Take care of your body. It’s the only place you have to live.
Today was my heart day. I went to my cardiologist to review my current health status and to learn what I am expected to do next. Unfortunately I failed on of his tests. It was an eye test, he had me stand up straight and look down to see if I could see my shoes and lo and behold I could not as my belly was in the way. So now I have been ordered to go through a paunch reduction program. He has ordered me to lose about 20% of my weight without having any limbs or body part removed surgically.
It was easy for him to say, he does not know how hard it is to resign from the gluttony society. But if it will help my return to semi-physical prowess it will be worth it. I have done it before in a competitive race with a friend where I had to report my weight on a daily basis; regrettably my friend has moved on and probably has stayed slim so I will be on my own. Since I am in fear of my medical caregivers and their propensity to beat on me I will start weighing myself every day and do it without holding on to the towel bar even though I am lighter when I do it that way. I have three months before my next weigh in and since I am sure that light weight clothes and pockets loaded with helium filled balloons won’t do the job I need to go back to a frugal diet. Wish me luck.
It’s just no use
Can’t deny it
My belt’s not loose
I need to diet!
Beef burgers and chips
Get away from me!
Kept far from my lips
Just salad for tea
This body I must pump
Need to exercise well
Must tighten up my rump
And my huge bloated bell…(y)
This is a fight I can win
I truly can become slim
With fast food do not sin
And keep going to the gym
Need to get in shape and not feed
I would just like to be quite svelte
You never know, I may yet need
To actually tighten my belt!
If hunger is not the problem, then eating is not the solution.
10 reasons Adam was the luckiest man
1. He is the only man who has never been compared to the man she could have married.
2. He had no in-laws to drop in.
3. There were no Jones for him to keep up with.
4. There were no credit cards OR shopping centers.
5. He never had his dinner interrupted by window salesmen.
6. He got away with wearing a simple wardrobe.
7. He never had to shovel snow!
8. If he had gone bald, who would have known that wasn’t normal.
9. There was no “standard weight and height” tables – and the word FAT meant good.
10. When God asked “Adam, where are you?” He replied, “The woman you gave me was reading the map.”
I find that the harder I work, the more luck I seem to have.
A property manager of single-family residence was showing a unit to prospective tenants and asking the usual questions. “Professionally employed?” he asked.
“We’re a military family,” the wife answered.
“Oh, yes, ages nine and twelve,” she answered proudly.
“Oh, no,” she said earnestly. “They’re very well behaved.”
Happiness is not a state to arrive at, but a manner of traveling.
Margaret Lee Runbeck
A blonde was summoned to court to appear as a witness in a lawsuit. The prosecutor opened his questioning with, “Where were you the night of August 24th?”
“Objection!” said the defense attorney. “Irrelevant!”
“Oh, that’s okay,” said the blonde from the witness stand. “I don’t mind answering the question.”
“I object!” the defense said again.
“No, really,” said the blonde. “I’ll answer.”
The judge ruled: “If the witness insists on answering, there is no reason for the defense to object.”
So the prosecutor repeated the question: “Where were you the night of August 24th?”
The blonde replied brightly, “I don’t know!”
He who knows that enough is enough will always have enough.
Ned was down on his luck in Las Vegas. He had gambled away all his money and had to borrow a dime from another gambler just to use the men’s room. The stall happened to be open, so he used the dime in a slot machine and hit the jackpot. He took his winnings and went to the blackjack table and turned his small winnings into ten million dollars.

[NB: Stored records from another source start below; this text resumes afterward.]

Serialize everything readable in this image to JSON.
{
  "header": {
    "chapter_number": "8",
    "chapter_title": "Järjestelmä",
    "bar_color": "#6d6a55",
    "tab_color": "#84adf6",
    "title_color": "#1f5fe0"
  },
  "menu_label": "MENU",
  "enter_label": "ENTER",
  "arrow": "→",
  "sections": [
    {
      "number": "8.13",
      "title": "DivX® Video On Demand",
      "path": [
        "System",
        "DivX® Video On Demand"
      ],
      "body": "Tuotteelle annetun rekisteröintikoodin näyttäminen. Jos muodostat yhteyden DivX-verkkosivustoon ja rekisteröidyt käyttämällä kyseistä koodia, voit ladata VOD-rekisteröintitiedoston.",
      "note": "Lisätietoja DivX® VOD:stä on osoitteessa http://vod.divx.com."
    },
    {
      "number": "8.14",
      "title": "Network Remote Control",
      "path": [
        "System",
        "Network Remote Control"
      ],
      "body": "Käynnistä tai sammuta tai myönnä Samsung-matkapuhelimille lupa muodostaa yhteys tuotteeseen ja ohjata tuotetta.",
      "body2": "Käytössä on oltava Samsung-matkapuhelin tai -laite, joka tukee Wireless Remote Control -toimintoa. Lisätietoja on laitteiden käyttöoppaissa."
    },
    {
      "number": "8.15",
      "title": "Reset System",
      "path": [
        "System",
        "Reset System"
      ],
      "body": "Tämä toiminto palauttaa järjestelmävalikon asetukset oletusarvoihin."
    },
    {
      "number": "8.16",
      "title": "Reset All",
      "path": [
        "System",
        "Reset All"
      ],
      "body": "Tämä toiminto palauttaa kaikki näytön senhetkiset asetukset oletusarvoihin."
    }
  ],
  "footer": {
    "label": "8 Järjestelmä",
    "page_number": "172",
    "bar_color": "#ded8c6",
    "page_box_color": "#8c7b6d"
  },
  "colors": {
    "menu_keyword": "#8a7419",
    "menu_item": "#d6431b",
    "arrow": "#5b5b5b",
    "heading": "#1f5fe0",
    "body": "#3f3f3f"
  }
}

Wealthy beyond his wildest dreams, Ned went on the lecture circuit, where he told his incredible story. He told his audiences that he was eternally grateful to his benefactor, and if he ever found the man he would share his fortune with him.
After months of lectures, a man in the audience jumped up and said, “I’m that man. I was the one who gave you the dime.”
“You’re not the one I’m looking for. I’m looking for the guy who left the stall door open!”
Don’t dig your grave with your own knife and fork.
Stay well, do good work, and have fun.
Management is not responsible for duplicates from previous dailies. The editor is somewhat senile.